【发布时间】:2018-07-12 09:32:27
【问题描述】:
我正在尝试实现 DeepMind 用来训练 AI 玩 Atari 游戏的深度 q 学习程序。他们使用并在多个教程中提到的功能之一是拥有两个版本的神经网络;一个在您循环浏览小批量训练数据时更新(称为 Q),另一个在您这样做时调用以帮助构建训练数据(Q')。然后定期(比如每 10k 个数据点)将 Q' 中的权重设置为 Q 的当前值。
我的问题是在 TensorFlow 中执行此操作的最佳方法是什么?既要同时存储两个相同的架构网络,又要定期更新彼此的权重?我当前的网络如下所示,目前仅使用默认图表和交互式会话。
sess = tf.InteractiveSession()
x = tf.placeholder(tf.float32, shape=[None, height, width, m])
y_ = tf.placeholder(tf.float32, shape=[None, env.action_space.n])
W_conv1 = weight_variable([8, 8, 4, 32])
b_conv1 = bias_variable([32])
h_conv1 = tf.nn.relu(conv2d(x, W_conv1, 4, 4) + b_conv1)
W_conv2 = weight_variable([4, 4, 32, 64])
b_conv2 = bias_variable([64])
h_conv2 = tf.nn.relu(conv2d(h_conv1, W_conv2, 2, 2) + b_conv2)
W_conv3 = weight_variable([3, 3, 64, 64])
b_conv3 = bias_variable([64])
h_conv3 = tf.nn.relu(conv2d(h_conv2, W_conv3, 1, 1) + b_conv3)
# Flattern conv to dense
flat_input_size = 14*10*64
h_conv3_reshape = tf.reshape(h_conv3, [-1, flat_input_size])
# Dense layers
W_fc1 = weight_variable([flat_input_size, 512])
b_fc1 = bias_variable([512])
h_fc1 = tf.nn.relu(tf.matmul(h_conv3_reshape, W_fc1) + b_fc1)

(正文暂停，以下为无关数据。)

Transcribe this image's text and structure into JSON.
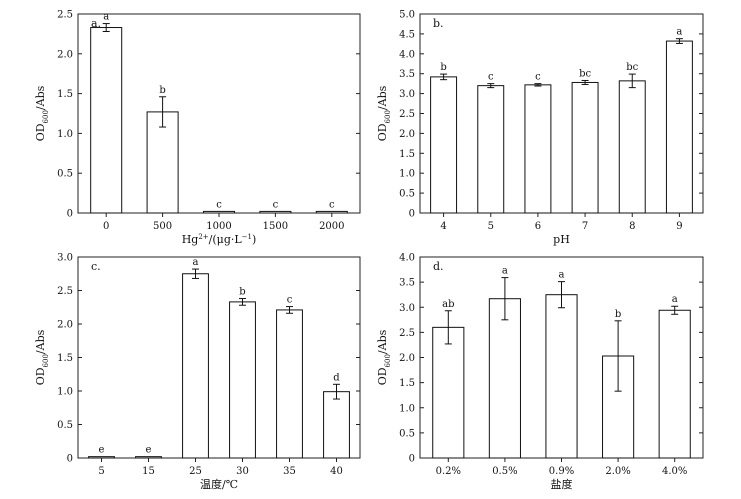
{
  "chart_data": [
    {
      "type": "bar",
      "panel_label": "a.",
      "categories": [
        "0",
        "500",
        "1000",
        "1500",
        "2000"
      ],
      "values": [
        2.33,
        1.27,
        0.02,
        0.02,
        0.02
      ],
      "errors": [
        0.05,
        0.19,
        0.0,
        0.0,
        0.0
      ],
      "sig_letters": [
        "a",
        "b",
        "c",
        "c",
        "c"
      ],
      "xlabel_parts": [
        "Hg",
        "2+",
        "/(μg·L",
        "−1",
        ")"
      ],
      "ylabel_parts": [
        "OD",
        "600",
        "/Abs"
      ],
      "ylim": [
        0,
        2.5
      ],
      "yticks": [
        "0",
        "0.5",
        "1.0",
        "1.5",
        "2.0",
        "2.5"
      ]
    },
    {
      "type": "bar",
      "panel_label": "b.",
      "categories": [
        "4",
        "5",
        "6",
        "7",
        "8",
        "9"
      ],
      "values": [
        3.42,
        3.2,
        3.22,
        3.28,
        3.32,
        4.32
      ],
      "errors": [
        0.07,
        0.05,
        0.03,
        0.05,
        0.17,
        0.06
      ],
      "sig_letters": [
        "b",
        "c",
        "c",
        "bc",
        "bc",
        "a"
      ],
      "xlabel_parts": [
        "pH"
      ],
      "ylabel_parts": [
        "OD",
        "600",
        "/Abs"
      ],
      "ylim": [
        0,
        5.0
      ],
      "yticks": [
        "0",
        "0.5",
        "1.0",
        "1.5",
        "2.0",
        "2.5",
        "3.0",
        "3.5",
        "4.0",
        "4.5",
        "5.0"
      ]
    },
    {
      "type": "bar",
      "panel_label": "c.",
      "categories": [
        "5",
        "15",
        "25",
        "30",
        "35",
        "40"
      ],
      "values": [
        0.02,
        0.02,
        2.75,
        2.33,
        2.21,
        0.99
      ],
      "errors": [
        0.0,
        0.0,
        0.07,
        0.05,
        0.05,
        0.11
      ],
      "sig_letters": [
        "e",
        "e",
        "a",
        "b",
        "c",
        "d"
      ],
      "xlabel_parts": [
        "温度/℃"
      ],
      "ylabel_parts": [
        "OD",
        "600",
        "/Abs"
      ],
      "ylim": [
        0,
        3.0
      ],
      "yticks": [
        "0",
        "0.5",
        "1.0",
        "1.5",
        "2.0",
        "2.5",
        "3.0"
      ]
    },
    {
      "type": "bar",
      "panel_label": "d.",
      "categories": [
        "0.2%",
        "0.5%",
        "0.9%",
        "2.0%",
        "4.0%"
      ],
      "values": [
        2.6,
        3.17,
        3.25,
        2.03,
        2.94
      ],
      "errors": [
        0.33,
        0.42,
        0.26,
        0.7,
        0.08
      ],
      "sig_letters": [
        "ab",
        "a",
        "a",
        "b",
        "a"
      ],
      "xlabel_parts": [
        "盐度"
      ],
      "ylabel_parts": [
        "OD",
        "600",
        "/Abs"
      ],
      "ylim": [
        0,
        4.0
      ],
      "yticks": [
        "0",
        "0.5",
        "1.0",
        "1.5",
        "2.0",
        "2.5",
        "3.0",
        "3.5",
        "4.0"
      ]
    }
  ]
}
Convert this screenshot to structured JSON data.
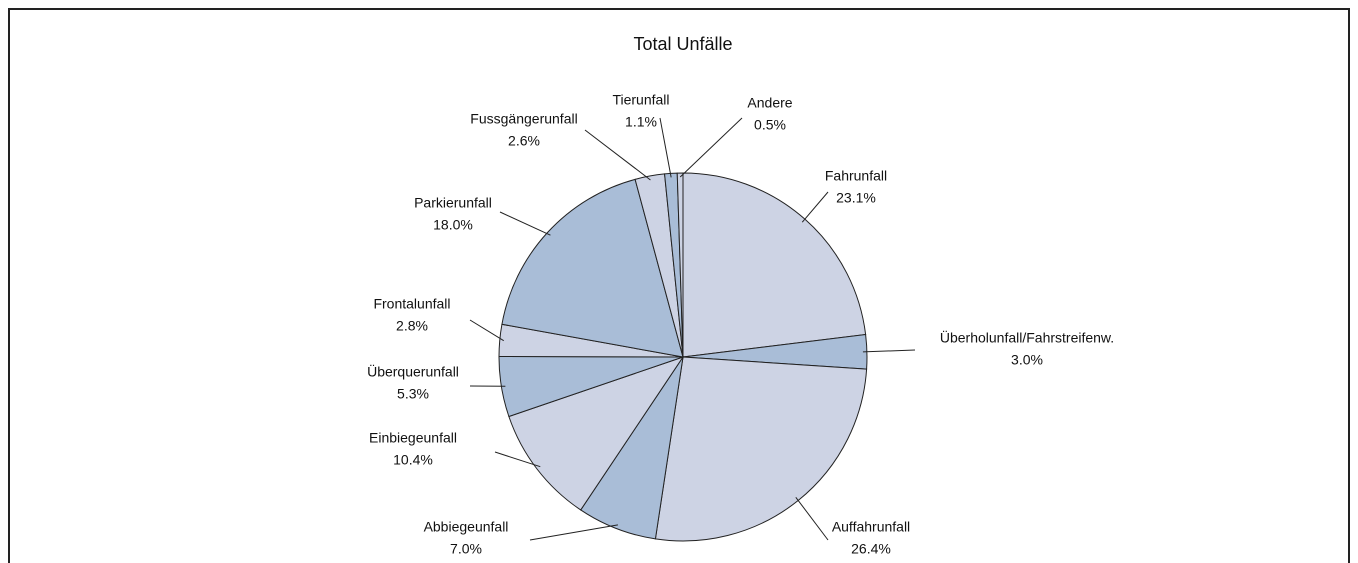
{
  "chart_data": {
    "type": "pie",
    "title": "Total Unfälle",
    "categories": [
      "Fahrunfall",
      "Überholunfall/Fahrstreifenw.",
      "Auffahrunfall",
      "Abbiegeunfall",
      "Einbiegeunfall",
      "Überquerunfall",
      "Frontalunfall",
      "Parkierunfall",
      "Fussgängerunfall",
      "Tierunfall",
      "Andere"
    ],
    "values": [
      23.1,
      3.0,
      26.4,
      7.0,
      10.4,
      5.3,
      2.8,
      18.0,
      2.6,
      1.1,
      0.5
    ],
    "value_labels": [
      "23.1%",
      "3.0%",
      "26.4%",
      "7.0%",
      "10.4%",
      "5.3%",
      "2.8%",
      "18.0%",
      "2.6%",
      "1.1%",
      "0.5%"
    ],
    "colors": [
      "#cdd3e4",
      "#a9bdd7",
      "#cdd3e4",
      "#a9bdd7",
      "#cdd3e4",
      "#a9bdd7",
      "#cdd3e4",
      "#a9bdd7",
      "#cdd3e4",
      "#a9bdd7",
      "#cdd3e4"
    ]
  }
}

W_fc2 = weight_variable([512, env.action_space.n])
b_fc2 = bias_variable([env.action_space.n])
y_conv = tf.matmul(h_fc1, W_fc2) + b_fc2
accuracy = tf.squared_difference(y_, y_conv)
loss = tf.reduce_mean(accuracy)
optimizer = tf.train.AdamOptimizer(0.0001).minimize(loss)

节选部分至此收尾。